“Slidey. I don’t like slidey.”
The moment anyone tells me they’re going skiing, I start to dislike them. This is because I’ve constructed my own imaginary version of a skiing holiday in my head: it involves a fistful of self-satisfied bastards called Dan and Izzy and Sam and Lucy sharing a chalet together, drinking wine while listening to Mark Ronson on Izzy’s iPod speakers, taking 15,000 photos of each other guffawing and pulling silly faces, and occasionally venturing outside to slide down a hill on a pair of glorified planks, at which point with any luck they hurtle headlong into a tree, snapping at least three limbs in the process, and the holiday ends with them lying on their back, twitching like a half-crushed spider, exposed shards of shinbone gleaming in the winter sun as they scream for an air ambulance at the top of their idiot lungs.
Did I mention that Charlie Brooker is right about everything?
I’m in a position where a frankly horrifying number of my friends seem to think that skiing is somehow a socially acceptable pastime, rather than an activity morally equivalent to grave robbing or fucking your nephew’s pet hamster to death (which is what it is).
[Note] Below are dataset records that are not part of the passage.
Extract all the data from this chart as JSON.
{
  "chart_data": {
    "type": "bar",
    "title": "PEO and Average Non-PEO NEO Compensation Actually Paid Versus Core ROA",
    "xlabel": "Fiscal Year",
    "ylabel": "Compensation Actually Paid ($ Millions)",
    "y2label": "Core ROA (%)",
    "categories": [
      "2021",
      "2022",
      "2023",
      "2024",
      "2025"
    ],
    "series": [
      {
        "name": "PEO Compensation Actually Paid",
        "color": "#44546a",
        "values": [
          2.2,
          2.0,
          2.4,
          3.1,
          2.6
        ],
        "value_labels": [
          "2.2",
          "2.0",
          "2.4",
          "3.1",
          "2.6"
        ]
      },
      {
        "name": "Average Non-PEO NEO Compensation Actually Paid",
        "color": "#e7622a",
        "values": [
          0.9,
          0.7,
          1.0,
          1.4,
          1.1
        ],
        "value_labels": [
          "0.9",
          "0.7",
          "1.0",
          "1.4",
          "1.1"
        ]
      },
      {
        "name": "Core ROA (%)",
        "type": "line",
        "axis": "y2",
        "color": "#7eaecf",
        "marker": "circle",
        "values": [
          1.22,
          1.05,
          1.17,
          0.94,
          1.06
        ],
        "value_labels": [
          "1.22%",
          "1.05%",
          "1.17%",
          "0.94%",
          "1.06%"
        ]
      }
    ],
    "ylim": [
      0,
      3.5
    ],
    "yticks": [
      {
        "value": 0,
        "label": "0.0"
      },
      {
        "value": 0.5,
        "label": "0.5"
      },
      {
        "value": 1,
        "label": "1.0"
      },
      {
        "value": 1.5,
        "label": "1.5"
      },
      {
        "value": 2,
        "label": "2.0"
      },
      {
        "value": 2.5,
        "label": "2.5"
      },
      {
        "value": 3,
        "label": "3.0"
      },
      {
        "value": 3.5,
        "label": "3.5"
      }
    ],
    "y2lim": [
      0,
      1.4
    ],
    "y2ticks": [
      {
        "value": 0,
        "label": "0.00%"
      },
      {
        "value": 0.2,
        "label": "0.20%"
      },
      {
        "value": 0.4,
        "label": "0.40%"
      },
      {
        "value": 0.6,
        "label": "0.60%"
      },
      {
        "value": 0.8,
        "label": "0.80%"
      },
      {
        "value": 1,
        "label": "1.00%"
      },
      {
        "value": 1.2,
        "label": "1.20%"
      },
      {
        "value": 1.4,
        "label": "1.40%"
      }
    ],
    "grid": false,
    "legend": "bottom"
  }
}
What’s even worse than their belief that a week-long bout of organised falling down a mountain somehow elevates them above lesser mortals is the six months of cretinous babble that leads up to every skiing holiday. People who I know are normally funny, charming, erudite individuals will turn, at the slightest provocation, into witless bores, drivelling on about entirely imaginary differences in snow quality, as though they were Olympic champions desperate to shave off that extra hundredth of a second from their personal best. Mass emails get sent round analysing every possible option in such military detail that you’d think they were setting off to explore an uncharted region of the Amazon, rather than popping over to France to be pampered for a week along with a few hundred other middle-class Brits in a resort devoted solely to ensuring that nothing unexpected or interesting could ever possibly happen to them. And never in this whole period does it occur to them that taking six months to prepare for an activity in which gravity does most of the work – both in pouring people down the hill, and pouring alcohol down their throats – is something that renders them largely unfit to be members of the human race, rather than something to be smug about.
I am, of course, fully aware that any subject can come across as tedious and annoying when you’re the only person in a group who isn’t interested in it and everyone else is talking about it. Furthermore, I’m aware that this argument has, in fact, been made at length about football, something which I’ll happily talk about for hours on end, and which takes up an even larger amount of the year than skiing preparation does. But as a riposte, I’d like to point out that I’m right and other people are wrong.
So yeah. Skiing is shit, and I wish it would stop turning people I like into half-wits. Global warming, with all its glorious melting, can’t happen soon enough.